Senate Majority Leader Bill Frist, R-Tenn., and his allies were working furiously to break a Democratic filibuster of the bill, which would raise the minimum wage while cutting the estate tax.
But neither side expected Frist to be successful.
Among the many incentives tacked onto the bill is a 10-year tax break for businesses that invest in the District.
The House hurriedly passed the minimum wage/estate tax bill on its last day of work before recessing Friday. Critics have accused both sides of a cynical pandering to the electorate by pairing the minimum wage to an estate tax bill.
Neither side has done much to deny the charge.
In his condemnation of the bill last week, Senate Minority Leader Harry Reid, D-Nev., closed with an appeal “to change from a Republican Congress that puts the wealthiest Americans first.”
A spokesman for House Majority Leader John Boehner, R-Ohio, meanwhile, said successful passage of the estate tax bill “will allow Republicans to claim another agenda victory as we head towards November.”

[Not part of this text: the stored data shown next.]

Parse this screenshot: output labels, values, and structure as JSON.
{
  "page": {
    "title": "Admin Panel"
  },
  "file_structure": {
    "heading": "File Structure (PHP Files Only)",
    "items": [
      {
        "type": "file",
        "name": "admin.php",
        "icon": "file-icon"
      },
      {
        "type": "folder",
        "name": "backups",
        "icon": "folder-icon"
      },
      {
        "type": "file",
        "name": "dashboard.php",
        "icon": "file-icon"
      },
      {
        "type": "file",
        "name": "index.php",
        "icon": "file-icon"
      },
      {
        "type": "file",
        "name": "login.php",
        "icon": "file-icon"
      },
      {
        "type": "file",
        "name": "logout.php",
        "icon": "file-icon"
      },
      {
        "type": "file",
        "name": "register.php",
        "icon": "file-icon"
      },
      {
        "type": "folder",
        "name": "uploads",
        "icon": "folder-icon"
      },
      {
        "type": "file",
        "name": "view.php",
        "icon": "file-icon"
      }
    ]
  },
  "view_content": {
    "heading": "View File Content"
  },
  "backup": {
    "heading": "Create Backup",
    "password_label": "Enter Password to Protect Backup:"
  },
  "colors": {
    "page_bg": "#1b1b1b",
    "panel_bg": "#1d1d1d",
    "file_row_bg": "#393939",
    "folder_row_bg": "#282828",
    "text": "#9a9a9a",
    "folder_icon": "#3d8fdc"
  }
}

The D.C. tax break is just one of several sweeteners thrown into the bill to attract stubborn senators. Among other perks are the $382 million in tax deductions to oil companies that have been ordered to clean up contaminated sites, a nearly $5.7 billion break that would allow restaurant owners to double their deductions for renovating their properties, and a $59 million break that would allow business travelers to deduct the cost of bringing their spouses with them.
There might even be more costs if the bill doesn’t pass. Frist announced Tuesday that if the filibuster can’t be broken, he won’t call a vote on the pension bill, which enjoys broad-based support.
Whatever they think of the proposals in the bill, many good government groups were dismayed by the way it was put together.
“It’s worse than political blackmail,” said Gary Bass of the liberal group OMB Watch. “What’s abhorrent is that there are items in there to get conservatives to vote for the minimum wage and to getliberals to vote for the estate tax. It’s just not the way government should run.”